Talvez deva culpar a estrela ardente no céu reflectindo sobre o vidro, talvez os meus próprios olhos cegos pelo coração se perdessem, certo é que percorri todas as janelas que pude encontrar em busca do brilho do teu olhar, todas elas pareciam brincar ao jogo do esconde, ocultando tudo e todos que se encontravam cobertos por detrás das mesmas, foi tempo perdido, cabisbaixo voltei costas a cada uma e no escuro permaneci o resto do dia, lembrei-me que não costumas passar por onde as redes se cruzam, mas quando procuramos alguém que nos é querido nenhum esforço é em vão, assim percorri esses trilhos, dando de caras com os rostos que me pouco diziam neste dia, face atrás de face o tempo dissipou-se e não te encontrei. As memórias do dia anterior, essas estavam bem vivas dentro de mim, abracei-me a elas esquecendo naquele preciso momento a tua dolorosa ausência.

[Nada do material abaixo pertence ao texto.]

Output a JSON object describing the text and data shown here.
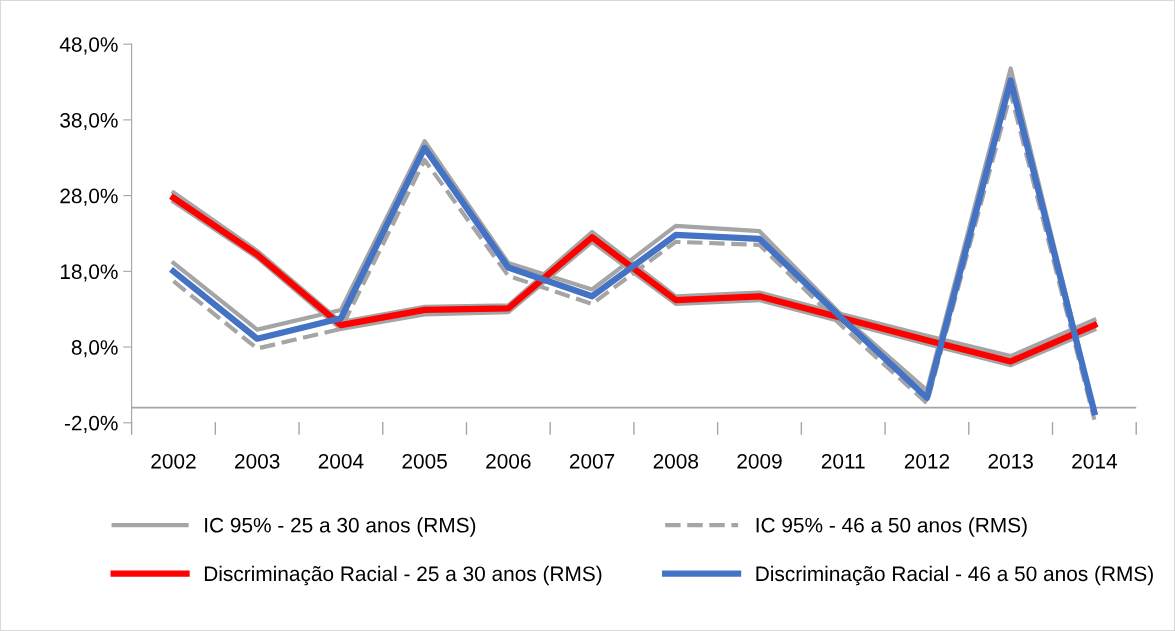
{
  "chart_data": {
    "type": "line",
    "categories": [
      "2002",
      "2003",
      "2004",
      "2005",
      "2006",
      "2007",
      "2008",
      "2009",
      "2011",
      "2012",
      "2013",
      "2014"
    ],
    "ylim": [
      -2,
      48
    ],
    "yticks": [
      {
        "value": -2,
        "label": "-2,0%"
      },
      {
        "value": 8,
        "label": "8,0%"
      },
      {
        "value": 18,
        "label": "18,0%"
      },
      {
        "value": 28,
        "label": "28,0%"
      },
      {
        "value": 38,
        "label": "38,0%"
      },
      {
        "value": 48,
        "label": "48,0%"
      }
    ],
    "grid": false,
    "legend": "bottom",
    "marker": "none",
    "series": [
      {
        "name": "IC 95% - 25 a 30 anos (RMS)",
        "color": "#a5a5a5",
        "line_style": "solid",
        "values": [
          28.4,
          20.7,
          11.3,
          13.3,
          13.5,
          23.2,
          14.7,
          15.2,
          12.3,
          9.5,
          6.8,
          11.6
        ]
      },
      {
        "color": "#a5a5a5",
        "line_style": "solid",
        "values": [
          27.2,
          19.8,
          10.4,
          12.3,
          12.6,
          21.9,
          13.7,
          14.2,
          11.3,
          8.4,
          5.6,
          10.3
        ]
      },
      {
        "color": "#a5a5a5",
        "line_style": "solid",
        "values": [
          19.1,
          10.3,
          12.9,
          35.2,
          19.1,
          15.6,
          24.0,
          23.3,
          12.0,
          2.3,
          44.8,
          -0.5
        ]
      },
      {
        "name": "IC 95% - 46 a 50 anos (RMS)",
        "color": "#a5a5a5",
        "line_style": "dashed",
        "values": [
          16.7,
          7.8,
          10.4,
          32.7,
          17.4,
          13.7,
          21.9,
          21.5,
          10.6,
          0.6,
          41.5,
          -1.6
        ]
      },
      {
        "name": "Discriminação Racial - 25 a 30 anos (RMS)",
        "color": "#ff0000",
        "line_style": "solid",
        "values": [
          27.7,
          20.2,
          10.9,
          12.9,
          13.1,
          22.5,
          14.2,
          14.7,
          11.8,
          8.9,
          6.1,
          10.9
        ]
      },
      {
        "name": "Discriminação Racial - 46 a 50 anos (RMS)",
        "color": "#4472c4",
        "line_style": "solid",
        "values": [
          18.0,
          9.1,
          11.8,
          34.3,
          18.5,
          14.7,
          22.8,
          22.3,
          11.6,
          1.3,
          43.2,
          -0.6
        ]
      }
    ]
  }
}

quinta-feira, julho 01, 2010

O sol ainda brilha alto

As boas surpresas quando chegam são sempre bem recebidas, sei que não tocam à porta e fazem-se convidadas, entram e sentam-se como se da sua casa tratasse. Não dou qualquer importância à intrusão e recebo-a de braços abertos, nessa surpresa encontro boas e coloridas palavras que simplesmente eram inimagináveis segundos antes, uma inocente saudação é o suficiente para suster a minha respiração, recuperando-a somente para devolver a admiração.

Por vezes dou por mim confuso a ler nas entrelinhas da vida, tentando traduzir significados que me parecem ocultos, tentando decifrar enigmas que somente colocam mais e mais questões, no fim são raras as ocasiões onde deslumbro uma solução concreta e verdadeira. Oiço as palavras escritas e as que se expõe revelam possíveis desejos, essas, como chocolate desfazendo-se na boca, animam-me e dão-me forças para sobreviver a uma dia, até ali, cinzento.

O glorioso sol ergue-se assim no longínquo horizonte, brilhando bem alto, espalhando a sua alegria sobre a minha alma, hoje, quase como excepção, encontro tudo o que a nostálgica lua teima em me esconder, sigo em frente com um sorriso apaixonado por um caminho coberto por um denso nevoeiro, percorro-o sem medo, abraçado à esperança, protegendo-a como minha filha fosse.

A delicada flor

Após uma noite atribulada, já fora de horas, onde no meio de uma batalha de almofadas mil e uma desculpas e acusações foram feitas e sentidas, a pacífica manhã trouxe uma realidade diferente de todas as outras vividas à muito tempo, desta vez a vontade de desistir, mesmo que fatídica para a razão, não era mais forte do que a vontade de descobrir e aprender mais, de te ler e cuidadosamente virar uma nova página todos os dias, sei que tenho de fazer isso, eu quero fazer isso e, vou fazer isso mas, devagar, como se de uma flor selvagem se tratasse, rara, delicada e sensível.